Menuju Konsolidasi Demokrasi

SUDAH menjadi suratan takdir bangsa ini harus melalui jatuh bangun beberapa pemerintahan. Lima tahun masa euforia era reformasi, demokrasi Indonesia mesih jauh dari kondisi stabil. Kepemimpinan sipil saat itu belum mampu menghadirkan stabilitas politik yang permanen, sehingga akhirnya rakyat kembali menitipkan kepemimpinan nasional kepada figur berlatar tentara.

“Ku Yakin Sampai Di Sana” adalah salah satu lagu termasyur yang pernah diciptakan Presiden Susilo Bambang Yudhoyono (SBY) selama sepuluh tahun memimpin Indonesia sejak 2004 hingga 2014. Jika menilik syairnya, lagu itu merupakan gambaran hati sekaligus doa agar SBY mendapatkan keselamatan dalam mengemban amanat bangsa.

Ternyata doa tersebut terkabulkan, putra Pacitan itu berhasil melabuhkan bahtera republik ke tepian peradaban setelah melewati berbagai ombak dan badai. Mewarisi kondisi negara yang tidak ideal di masa awal Reformasi pasca kepemimpinan Presiden Gus Dur & Presiden Megawati bukanlah barang indah dan pekerjaan mudah.

Misi utama SBY saat itu adalah mengawal agenda Reformasi dan melakukan konsolidasi demokrasi. Berbagai tantangan besar mesti dihadapi di semua lini, mulai dari persoalan disintegrasi, terorisme, embargo senjata, hutang IMF hingga bencana alam.

Periode pertama pemerintahan SBY yang dibantu Wakil Presiden Jusuf Kalla, diawali dengan membangun semangat optimisme melalui semboyan “Bersama Kita Bisa” yang bertujuan menggalang kebersamaan untuk bergandengan tangan, bahu-membahu, bergotong-royong menata kehidupan dan melakukan perbaikan.

Beberapa prasasti kinerja SBY pada periode 2004-2009 tercatat apik, antara lain menjaga keutuhan NKRI melalui perjanjian damai Helsinki yang mengakhiri konflik bersenjata di Nangroe Aceh Darussalam (NAD), tak ada lagi pertumpagan darah, perdamaian yang sekian lama sirna kini bertahta di Serambi Mekah.
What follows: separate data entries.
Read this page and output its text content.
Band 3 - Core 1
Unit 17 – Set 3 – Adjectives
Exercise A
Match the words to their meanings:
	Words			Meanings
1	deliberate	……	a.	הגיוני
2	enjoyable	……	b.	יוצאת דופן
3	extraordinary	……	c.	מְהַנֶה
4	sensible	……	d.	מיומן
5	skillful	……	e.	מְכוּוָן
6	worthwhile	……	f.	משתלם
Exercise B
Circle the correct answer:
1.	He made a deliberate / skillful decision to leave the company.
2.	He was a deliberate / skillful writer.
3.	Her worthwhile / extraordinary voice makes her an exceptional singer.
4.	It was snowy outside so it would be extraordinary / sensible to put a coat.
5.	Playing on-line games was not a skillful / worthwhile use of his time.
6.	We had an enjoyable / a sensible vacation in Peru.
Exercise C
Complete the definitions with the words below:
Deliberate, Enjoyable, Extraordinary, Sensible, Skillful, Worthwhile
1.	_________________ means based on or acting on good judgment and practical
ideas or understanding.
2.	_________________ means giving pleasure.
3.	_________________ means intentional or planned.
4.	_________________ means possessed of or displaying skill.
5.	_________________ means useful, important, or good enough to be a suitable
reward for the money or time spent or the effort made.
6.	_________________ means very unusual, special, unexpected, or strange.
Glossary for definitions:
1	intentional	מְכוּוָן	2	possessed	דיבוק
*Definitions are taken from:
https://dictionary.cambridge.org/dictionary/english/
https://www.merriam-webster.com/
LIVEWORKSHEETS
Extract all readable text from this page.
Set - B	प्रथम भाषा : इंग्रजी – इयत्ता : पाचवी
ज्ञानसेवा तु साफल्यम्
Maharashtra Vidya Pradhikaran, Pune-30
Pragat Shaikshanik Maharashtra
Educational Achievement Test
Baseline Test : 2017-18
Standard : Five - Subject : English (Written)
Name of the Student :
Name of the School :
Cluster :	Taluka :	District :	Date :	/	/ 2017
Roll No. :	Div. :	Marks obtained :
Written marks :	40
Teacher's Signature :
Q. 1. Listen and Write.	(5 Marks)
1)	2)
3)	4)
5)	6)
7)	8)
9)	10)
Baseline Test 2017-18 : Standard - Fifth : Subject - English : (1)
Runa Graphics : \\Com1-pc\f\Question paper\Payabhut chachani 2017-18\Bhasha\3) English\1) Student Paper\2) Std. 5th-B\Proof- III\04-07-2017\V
Pada periode ini pula SBY membuat kebijakan heroik memutus hubungan dengan International Monetary Fund (IMF) dan membayar lunas hutang Indonesia sebesar US$ 7,8 miliar ke lembaga internasional yang diyakini sebagai salah satu penyebab krisis ekonomi pada 1997-1998. Langkah SBY membebaskan Indonesia dari jerat hutang IMF patut diacungi jempol meski tak serta merta menyelesaikan hutang luar negeri Indonesia.

Pengucuran program Bantuan Langsung Tunai (BLT) & Bantuan Operasional Sekolah (BOS) yang merupakan kompensasi atas penaikan harga Bahan Bakar Minyak (BBM) merupakan langkah jitu SBY meredusir beban masyarakat kecil. Meski dihujani berbagai kritik, suka tidak suka berkat kedua program ini SBY menjadi semakin populer dan berhasil mengantarkan kepada periode kedua kepemimpinannya pada Pilpres 2009.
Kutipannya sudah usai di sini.